With support from Novartis, the Sickle Cell Foundation of Ghana and other local partners are rolling out a clinical management app to help ensure hydroxyurea is administered safely and that patients are gaining the maximum benefit from the treatment. Field-testing is currently underway with approximately 50 healthcare professionals across the 11 centers.
In order to further advance Ghana’s national health agenda to improve the health and wellbeing of people with sickle cell disease, Novartis has signed an additional memorandum of understanding with the University of Ghana to promote education, research, advocacy and capacity-building.

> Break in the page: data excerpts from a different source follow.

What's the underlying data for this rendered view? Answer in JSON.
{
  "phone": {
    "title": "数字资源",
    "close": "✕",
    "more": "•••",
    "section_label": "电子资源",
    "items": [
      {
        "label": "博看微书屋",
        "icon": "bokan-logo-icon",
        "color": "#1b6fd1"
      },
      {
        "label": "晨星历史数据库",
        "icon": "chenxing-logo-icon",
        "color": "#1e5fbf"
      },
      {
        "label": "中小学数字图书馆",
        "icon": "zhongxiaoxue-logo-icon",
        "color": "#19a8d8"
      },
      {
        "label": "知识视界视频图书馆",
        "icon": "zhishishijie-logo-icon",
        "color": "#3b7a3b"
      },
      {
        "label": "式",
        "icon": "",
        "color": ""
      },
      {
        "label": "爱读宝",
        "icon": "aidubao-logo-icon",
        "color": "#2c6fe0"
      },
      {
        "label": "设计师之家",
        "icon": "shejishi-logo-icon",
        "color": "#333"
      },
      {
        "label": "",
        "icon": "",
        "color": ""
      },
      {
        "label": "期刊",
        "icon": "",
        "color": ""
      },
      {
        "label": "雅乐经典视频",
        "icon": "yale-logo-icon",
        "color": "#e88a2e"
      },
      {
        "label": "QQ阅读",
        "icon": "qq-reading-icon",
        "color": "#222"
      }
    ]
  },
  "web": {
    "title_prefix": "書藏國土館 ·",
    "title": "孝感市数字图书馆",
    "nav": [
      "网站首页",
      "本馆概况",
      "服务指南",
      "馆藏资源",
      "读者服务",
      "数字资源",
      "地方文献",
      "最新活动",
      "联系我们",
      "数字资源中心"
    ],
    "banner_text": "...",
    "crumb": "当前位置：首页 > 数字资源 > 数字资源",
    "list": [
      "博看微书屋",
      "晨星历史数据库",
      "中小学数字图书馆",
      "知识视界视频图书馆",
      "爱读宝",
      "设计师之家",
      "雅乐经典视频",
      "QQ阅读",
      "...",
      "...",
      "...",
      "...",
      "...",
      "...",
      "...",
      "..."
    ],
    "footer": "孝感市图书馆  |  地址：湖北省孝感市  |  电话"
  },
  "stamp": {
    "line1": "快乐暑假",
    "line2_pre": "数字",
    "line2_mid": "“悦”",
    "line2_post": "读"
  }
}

The collaboration include plans for monitoring and evaluation to inform next steps of sickle cell programme and report on outcomes.
Sickle cell disease is recognized by the World Health Organization as a public health priority and a neglected health problem in sub-Saharan Africa.
Approximately 80% of individuals with SCD globally are born in sub-Saharan Africa, and there is evidence to suggest that more than half of affected individuals may die before the age of five due to preventable complications.
In Ghana, it is estimated that 15,000 babies are born with sickle cell disease every year.